Samuel is reserved at times and full out crazy at other times.  He has antics that make us burst into laughter.  For instance, he has started making little videos of himself.  Here is a recent one, where Lydia also guest stars.
And, in case you didn't quite catch it, it's "this is for my information, go to samuel(dot)lydia(dot)com, just click on the right side corner and say VIDEO."  Yes, his antics are often sometimes borderline obnoxious, but they certainly have a way of getting our attention.

Samuel's smile is contagious, with his disappearing eyes and slight dimple.  And, his laughter is hard to resist.  As he continues to change and grow in front of us, it is getting harder and harder to let go and not hold him closer.
Happy 8th Birthday, Sammers! 
We thank God for you and the joy you bring us!

Saturday, December 1, 2012

Flipping the Calendar

Today we flipped the calendar to December which just seems impossible!  December brings with it a whole lotta busyness.  But good busyness ~ lots of Christmas tradition leading up to the celebration of Jesus' birth, the celebration of two of the LilyKids growing another year older, the start of Jack's basketball games, school concerts and more.  As I was looking at the calendar today it was inevitable to notice that this month also brings doctor and therapist appointments, and, gulp, surgery. 

When we were reviewing Nora's referral in June and even before that, when we knew that our hearts were open to a cleft kiddo, I, admittedly, always thought that this special need was "fixable" and that "all" we would have to do is get surgery scheduled upon return from China, and we would be good to go.  Now that Nora is home I cannot even believe I once thought that ... so naive and so unaware of the complete infatuation I would have with Nora's beautifully lopsided smile.  (And, on a side note, how could I ever describe God's perfect knitting of my daughter as fixable - ugh).

In less than three weeks, Nora will be changed forever and with that comes so many emotions.  Yesterday Ashley posted this, I encourage you to pop over to her amazing blog and read this post.  Ashley has quite eloquently put into words much of what I am feeling as we anticipate all of the change that this month will bring.  An excerpt from Ashley's post is as follows (her sweet Little One will have surgery in January). 

From Ashley's blog"Right now I am celebrating and rejoicing in my daughter.
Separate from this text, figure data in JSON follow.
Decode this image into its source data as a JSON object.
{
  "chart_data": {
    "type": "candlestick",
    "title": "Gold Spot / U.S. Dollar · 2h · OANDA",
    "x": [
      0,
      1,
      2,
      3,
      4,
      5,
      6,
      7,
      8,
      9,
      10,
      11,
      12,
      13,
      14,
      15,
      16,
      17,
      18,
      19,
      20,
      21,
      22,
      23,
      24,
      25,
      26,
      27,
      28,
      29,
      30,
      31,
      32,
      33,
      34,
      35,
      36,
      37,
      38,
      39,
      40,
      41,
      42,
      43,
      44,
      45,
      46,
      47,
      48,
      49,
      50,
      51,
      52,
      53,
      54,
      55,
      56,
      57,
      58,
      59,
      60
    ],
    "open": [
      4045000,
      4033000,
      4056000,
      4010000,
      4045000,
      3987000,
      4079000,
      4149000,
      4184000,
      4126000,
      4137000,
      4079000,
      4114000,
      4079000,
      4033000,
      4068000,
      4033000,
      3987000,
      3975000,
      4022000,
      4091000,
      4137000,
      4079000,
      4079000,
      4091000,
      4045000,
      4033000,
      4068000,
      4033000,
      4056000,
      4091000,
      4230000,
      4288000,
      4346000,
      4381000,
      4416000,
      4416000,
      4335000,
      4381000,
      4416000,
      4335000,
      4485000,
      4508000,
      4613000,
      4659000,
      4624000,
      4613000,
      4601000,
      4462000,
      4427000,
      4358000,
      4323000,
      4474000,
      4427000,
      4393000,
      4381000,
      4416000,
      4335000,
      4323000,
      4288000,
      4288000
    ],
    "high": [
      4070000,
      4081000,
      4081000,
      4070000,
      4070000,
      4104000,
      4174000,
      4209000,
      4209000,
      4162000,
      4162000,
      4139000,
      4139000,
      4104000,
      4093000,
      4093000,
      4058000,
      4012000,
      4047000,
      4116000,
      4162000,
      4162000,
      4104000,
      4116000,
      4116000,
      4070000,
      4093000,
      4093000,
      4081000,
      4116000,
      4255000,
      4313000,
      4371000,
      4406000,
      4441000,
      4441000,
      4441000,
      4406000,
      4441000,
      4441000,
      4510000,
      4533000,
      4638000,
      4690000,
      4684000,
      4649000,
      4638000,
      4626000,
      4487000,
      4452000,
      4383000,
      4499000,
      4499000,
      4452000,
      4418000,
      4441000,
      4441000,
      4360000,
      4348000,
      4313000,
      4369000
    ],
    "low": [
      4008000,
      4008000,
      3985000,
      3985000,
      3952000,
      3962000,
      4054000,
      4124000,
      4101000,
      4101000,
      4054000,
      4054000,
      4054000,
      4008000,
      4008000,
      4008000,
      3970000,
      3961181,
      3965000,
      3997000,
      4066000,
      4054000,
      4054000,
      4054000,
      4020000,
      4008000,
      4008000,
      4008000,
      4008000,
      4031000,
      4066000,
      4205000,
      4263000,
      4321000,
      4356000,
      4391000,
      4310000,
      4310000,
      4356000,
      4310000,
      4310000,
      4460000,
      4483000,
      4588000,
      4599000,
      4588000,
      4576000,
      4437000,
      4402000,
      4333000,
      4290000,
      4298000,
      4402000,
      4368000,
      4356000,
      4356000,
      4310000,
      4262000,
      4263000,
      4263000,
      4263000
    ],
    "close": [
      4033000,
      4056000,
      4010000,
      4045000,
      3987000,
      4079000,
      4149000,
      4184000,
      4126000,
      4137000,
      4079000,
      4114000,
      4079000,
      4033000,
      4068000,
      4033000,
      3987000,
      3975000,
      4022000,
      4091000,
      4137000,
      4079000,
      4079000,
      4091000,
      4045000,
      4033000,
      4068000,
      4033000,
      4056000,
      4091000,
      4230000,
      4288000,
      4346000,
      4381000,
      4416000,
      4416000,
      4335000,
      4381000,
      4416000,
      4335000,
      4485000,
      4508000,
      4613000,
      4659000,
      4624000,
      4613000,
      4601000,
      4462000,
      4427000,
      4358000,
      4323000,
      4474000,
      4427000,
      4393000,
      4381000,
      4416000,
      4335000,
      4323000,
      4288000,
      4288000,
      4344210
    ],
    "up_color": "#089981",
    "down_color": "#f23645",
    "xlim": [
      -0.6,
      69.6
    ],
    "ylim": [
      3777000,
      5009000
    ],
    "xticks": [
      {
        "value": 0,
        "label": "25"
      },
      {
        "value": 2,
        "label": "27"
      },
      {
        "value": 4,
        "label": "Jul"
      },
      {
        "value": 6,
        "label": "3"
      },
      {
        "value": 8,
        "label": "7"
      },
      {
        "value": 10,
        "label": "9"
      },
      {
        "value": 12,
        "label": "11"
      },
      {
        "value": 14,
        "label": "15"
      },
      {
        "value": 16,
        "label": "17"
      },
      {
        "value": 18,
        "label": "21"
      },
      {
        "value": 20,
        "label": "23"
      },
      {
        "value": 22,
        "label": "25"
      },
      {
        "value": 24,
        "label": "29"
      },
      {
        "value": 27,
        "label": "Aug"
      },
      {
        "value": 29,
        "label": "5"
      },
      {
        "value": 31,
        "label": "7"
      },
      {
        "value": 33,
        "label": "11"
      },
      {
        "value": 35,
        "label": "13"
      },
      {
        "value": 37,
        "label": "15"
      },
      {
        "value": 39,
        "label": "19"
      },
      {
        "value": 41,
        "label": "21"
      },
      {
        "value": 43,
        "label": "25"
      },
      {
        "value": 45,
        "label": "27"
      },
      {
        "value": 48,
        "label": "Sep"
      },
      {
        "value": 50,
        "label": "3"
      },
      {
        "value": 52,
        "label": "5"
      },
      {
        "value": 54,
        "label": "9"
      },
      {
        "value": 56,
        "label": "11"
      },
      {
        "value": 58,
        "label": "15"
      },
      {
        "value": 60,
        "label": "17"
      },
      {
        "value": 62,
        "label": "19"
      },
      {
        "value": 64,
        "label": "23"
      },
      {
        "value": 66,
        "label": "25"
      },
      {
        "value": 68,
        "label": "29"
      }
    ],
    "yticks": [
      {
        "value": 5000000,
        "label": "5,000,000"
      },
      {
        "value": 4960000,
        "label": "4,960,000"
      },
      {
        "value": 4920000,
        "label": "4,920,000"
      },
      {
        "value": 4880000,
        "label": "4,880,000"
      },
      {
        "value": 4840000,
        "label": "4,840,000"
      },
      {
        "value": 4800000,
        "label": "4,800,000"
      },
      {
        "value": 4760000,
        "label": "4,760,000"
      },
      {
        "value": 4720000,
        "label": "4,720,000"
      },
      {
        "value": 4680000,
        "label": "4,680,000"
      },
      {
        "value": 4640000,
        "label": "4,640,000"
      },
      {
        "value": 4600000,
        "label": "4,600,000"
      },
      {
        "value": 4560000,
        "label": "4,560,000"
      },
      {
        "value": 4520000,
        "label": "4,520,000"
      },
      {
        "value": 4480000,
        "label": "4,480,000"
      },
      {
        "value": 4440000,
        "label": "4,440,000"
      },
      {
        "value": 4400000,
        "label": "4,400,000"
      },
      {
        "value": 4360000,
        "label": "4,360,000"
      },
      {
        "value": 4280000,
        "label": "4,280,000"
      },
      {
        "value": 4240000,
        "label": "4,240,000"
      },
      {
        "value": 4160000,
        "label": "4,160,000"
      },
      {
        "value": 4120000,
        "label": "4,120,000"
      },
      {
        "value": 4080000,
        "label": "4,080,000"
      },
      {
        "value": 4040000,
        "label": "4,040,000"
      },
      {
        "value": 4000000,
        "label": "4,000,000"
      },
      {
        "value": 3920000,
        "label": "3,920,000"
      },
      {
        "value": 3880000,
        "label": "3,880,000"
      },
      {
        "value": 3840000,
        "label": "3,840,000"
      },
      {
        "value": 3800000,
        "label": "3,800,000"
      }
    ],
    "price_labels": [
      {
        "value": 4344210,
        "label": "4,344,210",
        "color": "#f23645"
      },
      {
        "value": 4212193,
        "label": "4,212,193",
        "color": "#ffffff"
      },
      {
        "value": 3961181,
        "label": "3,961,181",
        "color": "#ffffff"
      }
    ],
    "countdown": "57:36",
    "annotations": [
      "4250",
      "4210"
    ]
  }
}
I will soak in every single sweet clefty smile I can get before surgery in January. And when the day comes that I have to kiss her sweet lips one last time before a doctor changes them, I will bawl like a baby. And then I will walk in gratitude that we have the means to provide surgery for our daughter because in my head I know that is best for her. I just wish my heart felt the same. Bittersweet….gloriously made."

Thank you, Ashley, for expressing so beautifully what my heart is feeling.